What happens when the hamburger on your hat looks much better than the hamburger you’re eating?

Predictably, East Village favorite gift and T-shirt store Alphabets (115 Avenue A, 212-475-7250) has been accumulating food-themed gag gifts over the last couple of years. But do you really want to give one of these to your foodie friends, who’d probably prefer a paring knife or handsome pot holder?

As a replacement for the conventional stress ball, the stress wiener doesn’t have much to offer except the chance of getting arrested on the subway if you’re seen squeezing it.

Why is the cupcake wearing an eye patch? Just wonderin’.

Meet the Lamer family. They bought the platter — even though it doesn’t look very much like bacon — and now they’re serving bacon on it. Who serves bacon on a platter?

For the narcissist who wants everybody to look at him in the restaurant, or the diner too lazy to twist the spaghetti up before eating it. Why not just cut it instead?

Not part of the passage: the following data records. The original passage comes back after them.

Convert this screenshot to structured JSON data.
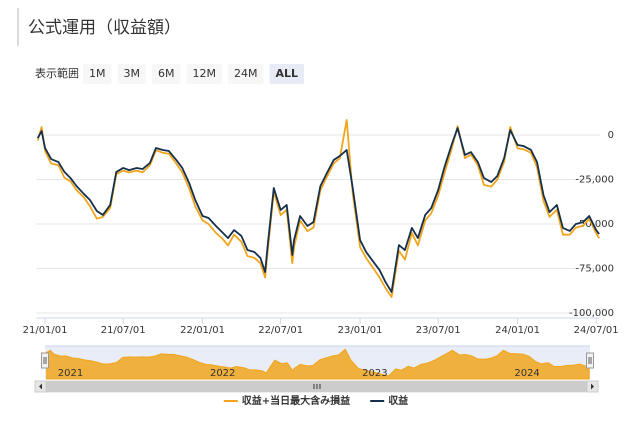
{
  "chart_data": {
    "type": "line",
    "title": "公式運用（収益額）",
    "range_selector": {
      "label": "表示範囲",
      "buttons": [
        "1M",
        "3M",
        "6M",
        "12M",
        "24M",
        "ALL"
      ],
      "selected": "ALL"
    },
    "x": [
      "2020-12-15",
      "2020-12-24",
      "2021-01-01",
      "2021-01-15",
      "2021-02-01",
      "2021-02-15",
      "2021-03-01",
      "2021-03-15",
      "2021-04-01",
      "2021-04-15",
      "2021-05-01",
      "2021-05-15",
      "2021-06-01",
      "2021-06-15",
      "2021-07-01",
      "2021-07-15",
      "2021-08-01",
      "2021-08-15",
      "2021-09-01",
      "2021-09-15",
      "2021-10-01",
      "2021-10-15",
      "2021-11-01",
      "2021-11-15",
      "2021-12-01",
      "2021-12-15",
      "2022-01-01",
      "2022-01-15",
      "2022-02-01",
      "2022-02-15",
      "2022-03-01",
      "2022-03-15",
      "2022-04-01",
      "2022-04-15",
      "2022-05-01",
      "2022-05-15",
      "2022-05-26",
      "2022-06-01",
      "2022-06-15",
      "2022-07-01",
      "2022-07-15",
      "2022-07-28",
      "2022-08-01",
      "2022-08-15",
      "2022-09-01",
      "2022-09-15",
      "2022-10-01",
      "2022-10-15",
      "2022-11-01",
      "2022-11-15",
      "2022-12-01",
      "2022-12-15",
      "2023-01-01",
      "2023-01-15",
      "2023-02-01",
      "2023-02-15",
      "2023-03-01",
      "2023-03-15",
      "2023-04-01",
      "2023-04-15",
      "2023-05-01",
      "2023-05-15",
      "2023-06-01",
      "2023-06-15",
      "2023-07-01",
      "2023-07-15",
      "2023-08-01",
      "2023-08-15",
      "2023-09-01",
      "2023-09-15",
      "2023-10-01",
      "2023-10-15",
      "2023-11-01",
      "2023-11-15",
      "2023-12-01",
      "2023-12-15",
      "2024-01-01",
      "2024-01-15",
      "2024-02-01",
      "2024-02-15",
      "2024-03-01",
      "2024-03-15",
      "2024-04-01",
      "2024-04-15",
      "2024-05-01",
      "2024-05-15",
      "2024-06-01",
      "2024-06-15",
      "2024-07-01",
      "2024-07-08"
    ],
    "series": [
      {
        "name": "収益+当日最大含み損益",
        "color": "#f0a51c",
        "values": [
          -3000,
          4500,
          -9000,
          -16000,
          -17000,
          -24000,
          -26000,
          -31000,
          -35000,
          -40000,
          -47000,
          -46000,
          -41000,
          -22000,
          -20000,
          -21000,
          -20000,
          -21000,
          -17000,
          -8500,
          -10000,
          -10500,
          -16000,
          -21000,
          -30000,
          -40000,
          -48000,
          -50000,
          -55000,
          -58000,
          -62000,
          -56000,
          -60000,
          -68000,
          -69000,
          -72000,
          -80000,
          -65000,
          -32000,
          -45000,
          -42000,
          -72000,
          -63000,
          -48000,
          -54000,
          -52000,
          -31000,
          -24000,
          -16000,
          -13000,
          8400,
          -33000,
          -63000,
          -69000,
          -75000,
          -80000,
          -86000,
          -91000,
          -65000,
          -70000,
          -55000,
          -62000,
          -48000,
          -44000,
          -34000,
          -22000,
          -8000,
          5000,
          -13000,
          -11000,
          -17000,
          -28000,
          -29000,
          -25000,
          -15000,
          4500,
          -7500,
          -8000,
          -10000,
          -18000,
          -37000,
          -46000,
          -42000,
          -56000,
          -56000,
          -52000,
          -51000,
          -47000,
          -55000,
          -58000
        ]
      },
      {
        "name": "収益",
        "color": "#15304d",
        "values": [
          -1700,
          2200,
          -7300,
          -13500,
          -15200,
          -20800,
          -24200,
          -28700,
          -33100,
          -36500,
          -42700,
          -44900,
          -39300,
          -20800,
          -18500,
          -19700,
          -18500,
          -19100,
          -15700,
          -7300,
          -8400,
          -9000,
          -14000,
          -18500,
          -27000,
          -36500,
          -45500,
          -46600,
          -51100,
          -54500,
          -57900,
          -53400,
          -56700,
          -64600,
          -65700,
          -69100,
          -77000,
          -61800,
          -29800,
          -42100,
          -39300,
          -67400,
          -59000,
          -45500,
          -51100,
          -48900,
          -28700,
          -21900,
          -14000,
          -11800,
          -8400,
          -29800,
          -59000,
          -65700,
          -71300,
          -75800,
          -82600,
          -88200,
          -61800,
          -64600,
          -52200,
          -57900,
          -44900,
          -41000,
          -30900,
          -18500,
          -5600,
          3900,
          -11200,
          -9600,
          -15200,
          -24200,
          -26400,
          -23000,
          -12900,
          2800,
          -5600,
          -6200,
          -8400,
          -15200,
          -33700,
          -43300,
          -39300,
          -52200,
          -53900,
          -50000,
          -48900,
          -45500,
          -53400,
          -55600
        ]
      }
    ],
    "xlim": [
      "2020-12-11",
      "2024-07-10"
    ],
    "xticks": [
      {
        "value": "2021-01-01",
        "label": "21/01/01"
      },
      {
        "value": "2021-07-01",
        "label": "21/07/01"
      },
      {
        "value": "2022-01-01",
        "label": "22/01/01"
      },
      {
        "value": "2022-07-01",
        "label": "22/07/01"
      },
      {
        "value": "2023-01-01",
        "label": "23/01/01"
      },
      {
        "value": "2023-07-01",
        "label": "23/07/01"
      },
      {
        "value": "2024-01-01",
        "label": "24/01/01"
      },
      {
        "value": "2024-07-01",
        "label": "24/07/01"
      }
    ],
    "ylim": [
      -102800,
      20800
    ],
    "yticks": [
      0,
      {
        "value": -25000,
        "label": "-25,000"
      },
      {
        "value": -50000,
        "label": "-50,000"
      },
      {
        "value": -75000,
        "label": "-75,000"
      },
      {
        "value": -100000,
        "label": "-100,000"
      }
    ],
    "grid": true,
    "navigator_labels": [
      {
        "value": "2021-01-01",
        "label": "2021"
      },
      {
        "value": "2022-01-01",
        "label": "2022"
      },
      {
        "value": "2023-01-01",
        "label": "2023"
      },
      {
        "value": "2024-01-01",
        "label": "2024"
      }
    ]
  }
}
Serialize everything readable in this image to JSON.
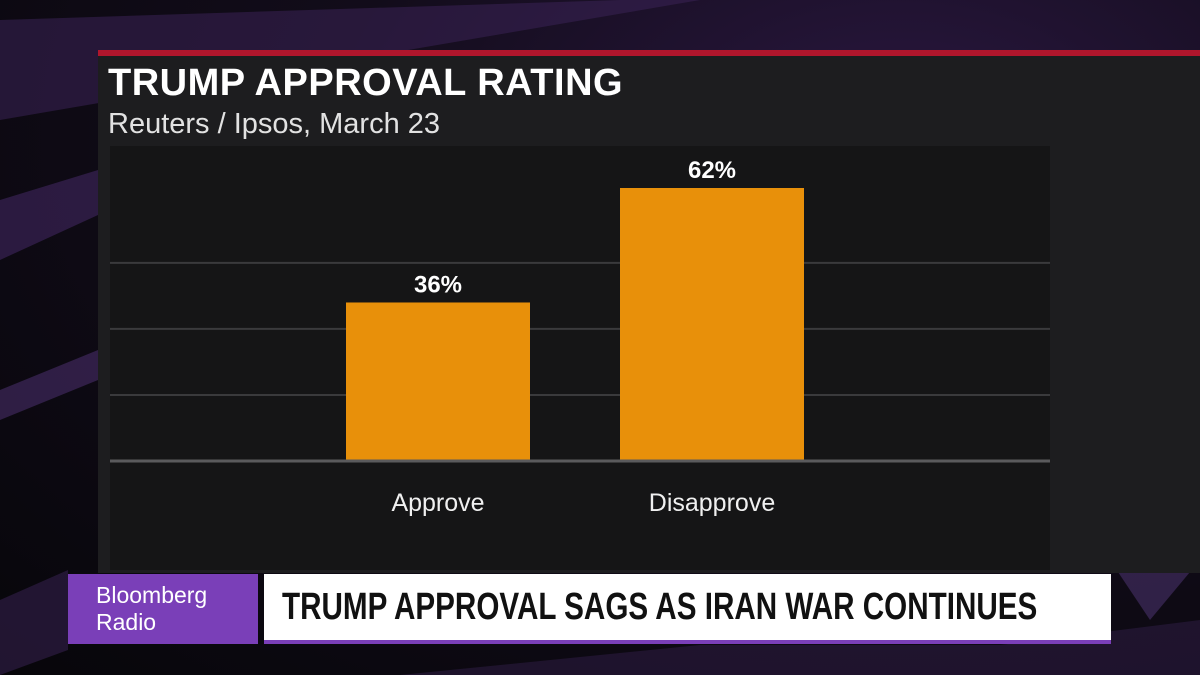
{
  "chart_data": {
    "type": "bar",
    "title": "TRUMP APPROVAL RATING",
    "subtitle": "Reuters / Ipsos, March 23",
    "categories": [
      "Approve",
      "Disapprove"
    ],
    "values": [
      36,
      62
    ],
    "value_labels": [
      "36%",
      "62%"
    ],
    "ylim": [
      0,
      62
    ],
    "xlabel": "",
    "ylabel": "",
    "grid": true,
    "gridline_values": [
      15,
      30,
      45
    ],
    "colors": {
      "bar": "#e8900a",
      "grid": "#3a3a3c",
      "baseline": "#5a5a5c",
      "label": "#ffffff"
    }
  },
  "lower_third": {
    "brand_line1": "Bloomberg",
    "brand_line2": "Radio",
    "headline": "TRUMP APPROVAL SAGS AS IRAN WAR CONTINUES",
    "colors": {
      "brand_bg": "#7a3fb8",
      "headline_bg": "#ffffff",
      "accent_red": "#b0162c"
    }
  }
}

What an awful thing to spring on your OkCupid date the next morning: Serve up some toast burning with the image of the Virgin. No, quite literally burning. Next: Admit you’re a priest who has violated the vow of chastity, then hang your head and start sobbing.

How about a hot-dog purse or a cheeseburger wallet?

Why does Mr. Bacon look like a psychopathic strangler trying to do the Twist?